The virus has flared up again in areas where it appeared to have been curbed, but it has steadily spread across sprawling territories in India and Africa.

India’s cases have doubled in three weeks, reaching two million on Friday following a record daily jump of more than 60,000 new infections.

It was only the third country after the United States and Brazil to surpass two million cases. Official figures show the world’s second most populous country has also recorded 41,500 deaths.

Prime Minister Narendra Modi’s government imposed one of the world’s strictest lockdowns in late March, with tens of millions of migrant workers losing their jobs almost overnight.

But with the economy in tatters, restrictions have been steadily eased.

Experts say the true number of cases and deaths are grossly under reported as the cause of death in the country of 1.3 billion people is rarely properly recorded.

What’s more, the stigmatisation of those infected puts off many from getting tested.

“There’s both the fear of the disease as well as of isolation and quarantine,” Rajib Kumar, who heads the Centre of Social Medicine and Community Health at Delhi’s Jawaharlal Nehru University, told AFP.

However, there are some positive indicators in Africa, where health authorities warned against complacency amidst hopes that the pandemic is peaking in some countries.

“African countries are doing their best, despite … limitations,” such as weak health systems, Mary Stephen of the World Health Organization Africa office, told AFP on Friday.

Some countries have seen declines of around 20 per cent in cases but there remain fears of a second wave.

“Because we don’t see many people like we used to see in Italy, like 1,000 people dying (a day), people tend to relax, they think the risk is not so much in Africa,” said Stephen in a phone interview from Brazzaville.


The world is putting its hope that an effective vaccine will be available sooner rather than later.

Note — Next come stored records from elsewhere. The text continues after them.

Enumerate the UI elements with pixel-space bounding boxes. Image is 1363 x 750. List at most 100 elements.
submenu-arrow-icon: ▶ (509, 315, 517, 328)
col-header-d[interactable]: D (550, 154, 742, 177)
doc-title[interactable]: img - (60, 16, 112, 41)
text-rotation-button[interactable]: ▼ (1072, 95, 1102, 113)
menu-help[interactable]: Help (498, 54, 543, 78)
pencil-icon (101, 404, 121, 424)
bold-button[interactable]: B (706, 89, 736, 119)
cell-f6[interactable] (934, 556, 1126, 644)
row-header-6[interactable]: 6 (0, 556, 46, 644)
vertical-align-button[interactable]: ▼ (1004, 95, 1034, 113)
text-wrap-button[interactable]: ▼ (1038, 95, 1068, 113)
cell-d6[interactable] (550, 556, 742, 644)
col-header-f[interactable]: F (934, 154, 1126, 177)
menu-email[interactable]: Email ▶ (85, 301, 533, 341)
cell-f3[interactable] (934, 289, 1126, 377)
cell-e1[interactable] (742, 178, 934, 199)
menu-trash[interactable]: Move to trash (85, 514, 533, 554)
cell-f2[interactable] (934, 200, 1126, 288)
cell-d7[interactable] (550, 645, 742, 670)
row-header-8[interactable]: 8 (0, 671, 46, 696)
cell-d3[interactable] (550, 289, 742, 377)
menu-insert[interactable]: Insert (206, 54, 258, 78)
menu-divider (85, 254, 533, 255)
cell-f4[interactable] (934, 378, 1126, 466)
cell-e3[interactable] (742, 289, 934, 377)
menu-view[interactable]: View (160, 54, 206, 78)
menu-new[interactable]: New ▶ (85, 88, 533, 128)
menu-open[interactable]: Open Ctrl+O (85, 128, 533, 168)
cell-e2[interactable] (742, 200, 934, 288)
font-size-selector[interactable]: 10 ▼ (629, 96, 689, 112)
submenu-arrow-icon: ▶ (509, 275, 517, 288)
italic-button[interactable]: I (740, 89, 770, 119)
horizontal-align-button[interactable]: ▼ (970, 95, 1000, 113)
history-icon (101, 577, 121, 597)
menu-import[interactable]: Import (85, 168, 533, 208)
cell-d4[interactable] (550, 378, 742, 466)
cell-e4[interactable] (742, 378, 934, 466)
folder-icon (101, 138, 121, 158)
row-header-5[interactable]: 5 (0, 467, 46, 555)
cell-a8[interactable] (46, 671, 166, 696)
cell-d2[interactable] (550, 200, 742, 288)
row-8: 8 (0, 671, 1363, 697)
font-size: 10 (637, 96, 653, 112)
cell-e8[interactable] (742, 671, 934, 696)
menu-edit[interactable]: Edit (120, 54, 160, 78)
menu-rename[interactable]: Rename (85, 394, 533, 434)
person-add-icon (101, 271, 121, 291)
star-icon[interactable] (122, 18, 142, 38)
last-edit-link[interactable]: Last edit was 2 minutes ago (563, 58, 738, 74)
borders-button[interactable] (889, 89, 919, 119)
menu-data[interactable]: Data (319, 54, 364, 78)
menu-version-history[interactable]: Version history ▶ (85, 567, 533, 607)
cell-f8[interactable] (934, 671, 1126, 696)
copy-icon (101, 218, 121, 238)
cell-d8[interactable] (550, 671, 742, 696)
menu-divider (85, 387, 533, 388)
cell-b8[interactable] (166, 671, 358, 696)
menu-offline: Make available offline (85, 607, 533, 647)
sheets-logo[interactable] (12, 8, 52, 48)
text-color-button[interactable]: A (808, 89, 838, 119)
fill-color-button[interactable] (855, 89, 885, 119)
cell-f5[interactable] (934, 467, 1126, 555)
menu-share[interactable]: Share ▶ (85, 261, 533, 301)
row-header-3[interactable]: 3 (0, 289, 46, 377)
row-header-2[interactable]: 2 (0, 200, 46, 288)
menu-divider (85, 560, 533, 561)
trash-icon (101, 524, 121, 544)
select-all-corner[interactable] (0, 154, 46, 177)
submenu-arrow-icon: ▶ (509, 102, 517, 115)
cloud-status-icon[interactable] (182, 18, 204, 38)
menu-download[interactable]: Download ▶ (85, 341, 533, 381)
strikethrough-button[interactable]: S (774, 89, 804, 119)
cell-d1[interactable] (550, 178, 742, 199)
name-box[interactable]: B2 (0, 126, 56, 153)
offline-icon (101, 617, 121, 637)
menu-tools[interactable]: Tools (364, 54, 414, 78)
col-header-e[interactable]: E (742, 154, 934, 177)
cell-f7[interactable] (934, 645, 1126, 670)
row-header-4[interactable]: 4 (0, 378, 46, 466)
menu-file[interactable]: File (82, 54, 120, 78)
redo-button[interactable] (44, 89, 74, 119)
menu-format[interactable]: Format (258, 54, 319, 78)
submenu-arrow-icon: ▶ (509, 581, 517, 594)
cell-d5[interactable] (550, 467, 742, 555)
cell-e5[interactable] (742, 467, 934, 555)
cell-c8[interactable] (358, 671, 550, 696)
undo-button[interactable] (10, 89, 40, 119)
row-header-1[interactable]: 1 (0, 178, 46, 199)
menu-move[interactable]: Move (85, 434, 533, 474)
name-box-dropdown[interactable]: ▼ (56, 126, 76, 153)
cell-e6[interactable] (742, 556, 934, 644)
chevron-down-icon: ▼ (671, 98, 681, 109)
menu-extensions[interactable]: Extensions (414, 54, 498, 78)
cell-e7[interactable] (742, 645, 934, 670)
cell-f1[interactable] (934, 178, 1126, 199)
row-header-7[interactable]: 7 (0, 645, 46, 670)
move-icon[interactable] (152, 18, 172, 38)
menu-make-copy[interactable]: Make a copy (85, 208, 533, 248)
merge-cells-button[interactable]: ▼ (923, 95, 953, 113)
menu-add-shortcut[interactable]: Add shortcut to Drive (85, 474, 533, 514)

Up to 100 million COVID-19 vaccine doses could be made available for poorer countries by 2021, announced Gavi, the Vaccine Alliance.

The vaccines, priced at a maximum US$3 per dose, would be produced at the Serum Institute of India.

In Latin America, which is already the region with the largest number of cases at 5.3 million, deaths continue to soar.

Over the last week, 44 per cent of global deaths from COVID-19 – 18,300 out of 41,500 – happened in the region.

More than half, some 2.9 million, are in Brazil, which has also recorded 98,500 deaths among its 212 million people.

Only the United States has been worse hit.

The second worst-affected country in Latin America, Mexico, passed 50,000 deaths on Thursday.

In the United States, New York Governor Andrew Cuomo said schools could reopen this fall if they meet certain criteria.

Schools in several US states have reopened for in-person classes – but some have already been hit by large quarantines of students and staff following fresh outbreaks.

The US economy regained 1.8 million jobs in July, according to government data, and the unemployment rate fell to 10.2 per cent.

But with COVID-19 cases spiking in several states economists raised concerns that the labour market could make a turn for the worse.


International sport continues to be affected by the virus despite many professional events restarting.

Organizers of the world cycling championships, set for Switzerland next month, warned the event may be called off because of local health rules.

And two more top 10 women players – Elina Svitolina and Kiki Bertens – withdrew from the US Open tennis tournament over coronavirus concerns, joining women’s world number one Ashleigh Barty of Australia and Spain’s reigning men’s champion Rafael Nadal.